Glen Hansard Mourns Jason Molina
Two years following his ruminative solo album, Rhythm and Repose, Glen Hansard has chosen to give his energies to a touching tribute to musician Jason Molina. Rather than an overwrought full-length album, Hansard has carefully chosen five of Molina’s songs to cover. Molina passed away in 2013. Hansard was not one of the many artists to contribute to the two-disc tribute to Molina, Farewell Transmission, released that same year. Hansard’s It Was Triumph We Once Proposed: Songs of Jason Molina is a thoughtful and warm bow to a colleague.
Triumph mulls in its sadness. The title alone reflects the mood–the proposed success was not achieved, and the voice we hear is adrift in what could have been. There are no celebratory songs. Each song brings it’s own trace of melancholy to the track. Hansard was wise to make Triumph an EP as anything longer would have pushed the listener’s patience and tread into maudlin territory.

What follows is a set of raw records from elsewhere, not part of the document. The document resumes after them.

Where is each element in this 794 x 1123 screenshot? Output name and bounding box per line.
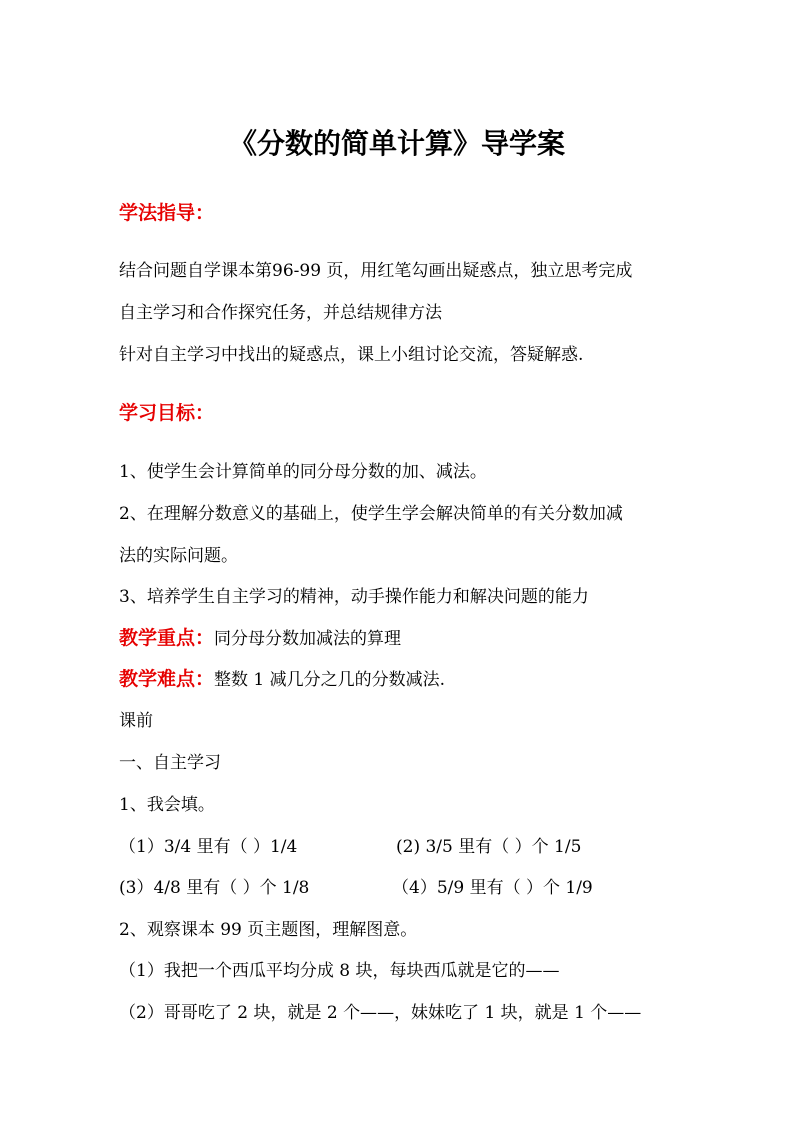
question-2-sentence-2: （2）哥哥吃了 2 块，就是 2 个——，妹妹吃了 1 块，就是 1 个—— [119,1003,642,1023]
question-2-sentence-1: （1）我把一个西瓜平均分成 8 块，每块西瓜就是它的—— [119,961,560,981]
teaching-key-text: 同分母分数加减法的算理 [214,629,402,649]
fill-item-2: (2) 3/5 里有（ ）个 1/5 [396,837,582,857]
page-title: 《分数的简单计算》导学案 [228,127,565,160]
teaching-difficulty-label: 教学难点： [119,668,215,690]
pre-class-label: 课前 [119,711,153,731]
goal-2-line-1: 2、在理解分数意义的基础上，使学生学会解决简单的有关分数加减 [119,504,623,524]
learning-goals-heading: 学习目标： [119,402,215,424]
question-2-heading: 2、观察课本 99 页主题图，理解图意。 [119,920,418,940]
fill-item-1: （1）3/4 里有（ ）1/4 [119,837,298,857]
teaching-key-point [119,628,401,648]
teaching-key-label: 教学重点： [119,627,215,649]
goal-3: 3、培养学生自主学习的精神，动手操作能力和解决问题的能力 [119,587,589,607]
goal-1: 1、使学生会计算简单的同分母分数的加、减法。 [119,462,487,482]
study-method-line-3: 针对自主学习中找出的疑惑点，课上小组讨论交流，答疑解惑. [119,345,584,365]
fill-item-3: (3）4/8 里有（ ）个 1/8 [119,878,310,898]
fill-item-4: （4）5/9 里有（ ）个 1/9 [392,878,593,898]
study-method-line-2: 自主学习和合作探究任务，并总结规律方法 [119,303,442,323]
teaching-difficulty-text: 整数 1 减几分之几的分数减法. [214,670,446,690]
question-1-heading: 1、我会填。 [119,795,215,815]
study-method-line-1: 结合问题自学课本第96-99 页，用红笔勾画出疑惑点，独立思考完成 [119,261,633,281]
teaching-difficulty [119,669,445,689]
goal-2-line-2: 法的实际问题。 [119,546,238,566]
self-study-heading: 一、自主学习 [119,753,221,773]
study-method-heading: 学法指导： [119,202,215,224]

The album opens with “Being in Love” and the first lyric is “Being in love means you are completely broken,” and Hansard sounds it. His greatest talent has always been his expressive voice, and here he sounds not like a broken lover, but a lost friend. He modulates to delicate sweetness with a lilting falsetto on “Farewell Transmission,” and makes a desperate plea for strength in “Hold On, Magnolia.”
While the music doesn’t vary too greatly–all but “White Sulfur” are practically indistinguishable upon first listen–Hansard’s voice subtly weaves distinction throughout, inflecting new meaning on a fellow artist’s work. For anyone who is not familiar with Molina or his catalog, Triumph intimates Molina’s death was everyone’s loss.